Uno spazio che non è detto a questo punto venga occupato dai democratici in cerca del loro quarto segretario in sei anni. A sinistra, un po’ più in là di Vendola, c’è chi ricorda che “da tempo cerchiamo di ricostruire una sinistra unita, dopo la chiusura fallimentare di un ciclo che in questi cinque anni, dalla Sinistra arcobaleno in poi, non ha fatto altro che evidenziare settarismi e impedirci di guardare a quella parte di società in difficoltà”. È Irene Bregola, segretaria di Rifondazione di Ferrara, che “in questa fase allarmante per il Paese sarebbe quanto mai auspicabile, seppur con grave ritardo, ricomporre quelle scissioni incomprensibili che hanno diviso la sinistra in Italia”. Già l’11 maggio potrebbe partire “un interessante processo costituente su alcuni punti fondamentali: abrogazione della legge Fornero, abbassamento dell’età pensionabile, rinnovo degli ammortizzatori sociali”. Ma cosa cambierebbe rispetto ai tanti esperimenti falliti, ultimo in ordine di tempo la Rivoluzione civile di Ingroia? “Sono state operazioni compiute di fronte a un’emergenza elettorale; non dobbiamo pensare a un cartello raccoglitore di consensi, ma a un progetto politico di ampio raggio in grado di creare massa critica e consistenza. Credo che in tanti possano essere interessati, a partire da chi ha votato Movimento 5 Stelle”.

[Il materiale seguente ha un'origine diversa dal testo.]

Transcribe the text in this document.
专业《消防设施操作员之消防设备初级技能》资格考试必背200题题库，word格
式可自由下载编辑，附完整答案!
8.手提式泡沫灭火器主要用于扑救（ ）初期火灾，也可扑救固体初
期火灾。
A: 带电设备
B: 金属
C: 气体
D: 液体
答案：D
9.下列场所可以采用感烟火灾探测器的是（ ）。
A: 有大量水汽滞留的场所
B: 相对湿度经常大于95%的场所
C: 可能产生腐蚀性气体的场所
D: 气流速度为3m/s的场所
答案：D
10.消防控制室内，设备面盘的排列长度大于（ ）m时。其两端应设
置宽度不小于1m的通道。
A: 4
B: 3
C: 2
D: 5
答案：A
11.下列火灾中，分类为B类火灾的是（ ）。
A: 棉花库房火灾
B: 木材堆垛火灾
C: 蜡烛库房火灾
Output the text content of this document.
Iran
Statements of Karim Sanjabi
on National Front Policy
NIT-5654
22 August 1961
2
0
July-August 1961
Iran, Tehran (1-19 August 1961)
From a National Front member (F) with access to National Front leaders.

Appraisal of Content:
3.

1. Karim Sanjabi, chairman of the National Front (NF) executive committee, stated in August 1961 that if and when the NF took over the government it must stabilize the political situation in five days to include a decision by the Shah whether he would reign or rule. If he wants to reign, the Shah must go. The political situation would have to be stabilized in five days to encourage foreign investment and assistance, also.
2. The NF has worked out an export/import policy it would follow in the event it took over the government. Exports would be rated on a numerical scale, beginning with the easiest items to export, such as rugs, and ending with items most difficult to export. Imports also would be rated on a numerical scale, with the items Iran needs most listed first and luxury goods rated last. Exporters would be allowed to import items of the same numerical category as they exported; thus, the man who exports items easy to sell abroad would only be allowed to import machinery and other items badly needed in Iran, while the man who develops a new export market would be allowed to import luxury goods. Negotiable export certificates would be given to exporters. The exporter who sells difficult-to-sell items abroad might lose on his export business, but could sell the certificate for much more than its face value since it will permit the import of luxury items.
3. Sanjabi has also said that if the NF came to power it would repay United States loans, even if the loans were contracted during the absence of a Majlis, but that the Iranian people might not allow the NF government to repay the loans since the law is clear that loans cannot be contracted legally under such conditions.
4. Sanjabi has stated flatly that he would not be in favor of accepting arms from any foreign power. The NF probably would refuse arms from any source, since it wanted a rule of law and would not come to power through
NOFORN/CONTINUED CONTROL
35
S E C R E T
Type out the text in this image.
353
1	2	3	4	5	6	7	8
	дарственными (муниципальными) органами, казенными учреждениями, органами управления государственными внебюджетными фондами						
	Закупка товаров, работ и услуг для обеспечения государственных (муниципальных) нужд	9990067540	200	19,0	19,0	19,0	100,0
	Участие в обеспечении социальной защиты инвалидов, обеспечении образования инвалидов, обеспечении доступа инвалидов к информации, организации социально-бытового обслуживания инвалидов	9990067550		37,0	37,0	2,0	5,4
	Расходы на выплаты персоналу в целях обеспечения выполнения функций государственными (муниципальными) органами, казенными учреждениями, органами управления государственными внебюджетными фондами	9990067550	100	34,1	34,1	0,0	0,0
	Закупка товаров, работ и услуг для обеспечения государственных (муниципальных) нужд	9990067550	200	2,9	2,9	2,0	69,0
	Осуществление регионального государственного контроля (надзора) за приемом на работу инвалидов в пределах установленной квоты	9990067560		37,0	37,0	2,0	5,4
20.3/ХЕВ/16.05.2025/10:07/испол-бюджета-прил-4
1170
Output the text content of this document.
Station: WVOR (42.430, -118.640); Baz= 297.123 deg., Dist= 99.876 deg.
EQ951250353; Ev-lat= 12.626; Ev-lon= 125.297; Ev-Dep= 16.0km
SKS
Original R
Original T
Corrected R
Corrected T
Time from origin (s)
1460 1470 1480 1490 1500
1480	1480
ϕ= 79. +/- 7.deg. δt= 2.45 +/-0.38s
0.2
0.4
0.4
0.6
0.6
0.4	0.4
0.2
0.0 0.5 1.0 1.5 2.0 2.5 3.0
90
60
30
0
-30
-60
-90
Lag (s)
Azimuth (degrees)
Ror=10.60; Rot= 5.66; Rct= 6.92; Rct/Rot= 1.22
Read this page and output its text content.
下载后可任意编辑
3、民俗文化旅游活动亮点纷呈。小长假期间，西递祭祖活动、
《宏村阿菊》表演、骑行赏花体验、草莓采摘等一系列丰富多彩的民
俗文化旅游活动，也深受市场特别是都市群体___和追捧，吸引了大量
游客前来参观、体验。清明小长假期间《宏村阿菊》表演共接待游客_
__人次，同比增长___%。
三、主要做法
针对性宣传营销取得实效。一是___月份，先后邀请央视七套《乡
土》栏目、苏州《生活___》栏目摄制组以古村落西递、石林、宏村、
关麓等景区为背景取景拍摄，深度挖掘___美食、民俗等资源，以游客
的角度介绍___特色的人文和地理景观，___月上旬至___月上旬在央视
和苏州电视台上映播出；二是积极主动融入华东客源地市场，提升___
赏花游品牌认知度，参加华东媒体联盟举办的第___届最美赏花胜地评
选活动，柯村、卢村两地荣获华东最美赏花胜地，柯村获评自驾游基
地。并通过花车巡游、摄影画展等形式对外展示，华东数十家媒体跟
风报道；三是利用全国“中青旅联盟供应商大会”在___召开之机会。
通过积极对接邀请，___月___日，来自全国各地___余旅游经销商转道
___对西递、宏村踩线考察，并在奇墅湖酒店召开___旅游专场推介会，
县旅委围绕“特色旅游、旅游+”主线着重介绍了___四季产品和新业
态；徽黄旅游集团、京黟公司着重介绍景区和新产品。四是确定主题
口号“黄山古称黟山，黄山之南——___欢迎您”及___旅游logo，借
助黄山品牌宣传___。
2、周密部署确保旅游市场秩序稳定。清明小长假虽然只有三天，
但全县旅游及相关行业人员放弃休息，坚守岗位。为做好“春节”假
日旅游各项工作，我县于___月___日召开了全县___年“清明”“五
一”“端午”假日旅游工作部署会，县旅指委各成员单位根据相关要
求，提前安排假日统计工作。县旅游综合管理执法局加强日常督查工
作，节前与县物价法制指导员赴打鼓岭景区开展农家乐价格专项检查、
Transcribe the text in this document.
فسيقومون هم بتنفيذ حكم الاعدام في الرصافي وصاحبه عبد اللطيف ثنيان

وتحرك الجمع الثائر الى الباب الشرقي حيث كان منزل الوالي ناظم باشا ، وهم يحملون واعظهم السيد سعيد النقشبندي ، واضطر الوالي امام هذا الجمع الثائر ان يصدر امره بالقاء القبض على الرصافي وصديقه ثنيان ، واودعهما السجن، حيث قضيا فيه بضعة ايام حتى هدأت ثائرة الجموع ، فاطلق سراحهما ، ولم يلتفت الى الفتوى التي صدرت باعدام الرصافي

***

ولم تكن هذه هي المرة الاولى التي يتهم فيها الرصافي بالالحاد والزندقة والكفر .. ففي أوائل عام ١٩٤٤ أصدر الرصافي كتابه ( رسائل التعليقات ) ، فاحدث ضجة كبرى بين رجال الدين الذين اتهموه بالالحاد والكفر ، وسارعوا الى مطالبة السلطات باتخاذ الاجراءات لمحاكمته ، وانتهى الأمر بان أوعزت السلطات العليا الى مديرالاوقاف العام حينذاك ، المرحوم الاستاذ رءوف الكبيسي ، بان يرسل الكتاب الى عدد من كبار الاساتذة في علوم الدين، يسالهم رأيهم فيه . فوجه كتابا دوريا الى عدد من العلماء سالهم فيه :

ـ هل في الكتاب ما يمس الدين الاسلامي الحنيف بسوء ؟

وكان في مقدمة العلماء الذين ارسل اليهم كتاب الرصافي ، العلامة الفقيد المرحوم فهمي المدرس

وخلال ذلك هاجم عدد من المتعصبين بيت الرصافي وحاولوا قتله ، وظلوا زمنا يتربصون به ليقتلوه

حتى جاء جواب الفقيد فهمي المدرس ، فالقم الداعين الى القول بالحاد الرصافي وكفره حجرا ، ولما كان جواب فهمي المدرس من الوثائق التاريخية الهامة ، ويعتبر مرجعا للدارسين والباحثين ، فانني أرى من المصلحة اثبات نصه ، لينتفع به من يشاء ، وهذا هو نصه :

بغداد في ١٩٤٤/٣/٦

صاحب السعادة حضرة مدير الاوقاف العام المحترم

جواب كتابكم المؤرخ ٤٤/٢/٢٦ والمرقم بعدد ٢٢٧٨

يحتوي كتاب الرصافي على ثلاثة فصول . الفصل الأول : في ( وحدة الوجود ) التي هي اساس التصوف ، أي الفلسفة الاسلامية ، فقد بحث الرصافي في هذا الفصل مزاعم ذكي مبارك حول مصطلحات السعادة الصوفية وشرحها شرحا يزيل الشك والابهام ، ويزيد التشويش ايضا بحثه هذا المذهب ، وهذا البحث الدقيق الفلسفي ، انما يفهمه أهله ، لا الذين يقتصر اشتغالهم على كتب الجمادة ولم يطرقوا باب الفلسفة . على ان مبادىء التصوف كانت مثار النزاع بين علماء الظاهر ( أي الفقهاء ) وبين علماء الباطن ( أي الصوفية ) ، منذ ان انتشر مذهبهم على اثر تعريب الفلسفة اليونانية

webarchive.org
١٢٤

Potrebbe esserci spazio anche per l’Italia dei Valori? “Attendiamo il congresso che definirà la linea dopo la debacle elettorale”, premette “da semplice iscritto” Massimiliano Fiorillo. “Credo comunque che questo passaggio sarà guardato con assoluto interesse da Di Pietro”, soprattutto perché “si prospetta un centrosinistra che non inciucia col centrodestra”. Ma che c’azzecca, per usare termini cari all’ex pm, l’Idv con un soggetto politico che potrebbe andare da Barca alla Fiom? “Noi potremmo rappresentare la forza liberal democratica al suo interno, non vedo una incompatibilità”. C’è già una differenza terminologica però tra sinistra e centrosinistra. “Noi cerchiamo di andare oltre alle definizioni, come hanno già fatto prima di noi gli elettori”.

Scontato infine che a vedere “di buon occhio la nascita di un partito di centrosinistra che si possa definire tale, senza l’appendice del centro” è proprio la base locale di Sel. Ma senza correre troppo. “Occorre partire prima – avverte la portavoce Valeria Rustici – dalla definizione del recinto entro cui vogliamo muoverci. Cominciare a pensare a chi mettere insieme senza sapere per fare cosa porterebbe questa nuova bella speranza ad assomigliare alle tristi esperienze di accozzaglie poco credibili come La Sinistra e l’arcobaleno e Rivoluzione Civile che sono durate nemmeno lo spazio di un voto. Quello a cui aspiriamo è qualcosa di molto più ricco che dovrà avere come primo traguardo quello di raccogliere il consenso delle cittadine e dei cittadini che si riconoscono nelle idee di Sinistra. Non dovremo quindi preoccuparci di trovare convergenze tra partiti, ma di ristabilire un dialogo costruttivo con il Paese e con il popolo della Sinistra”.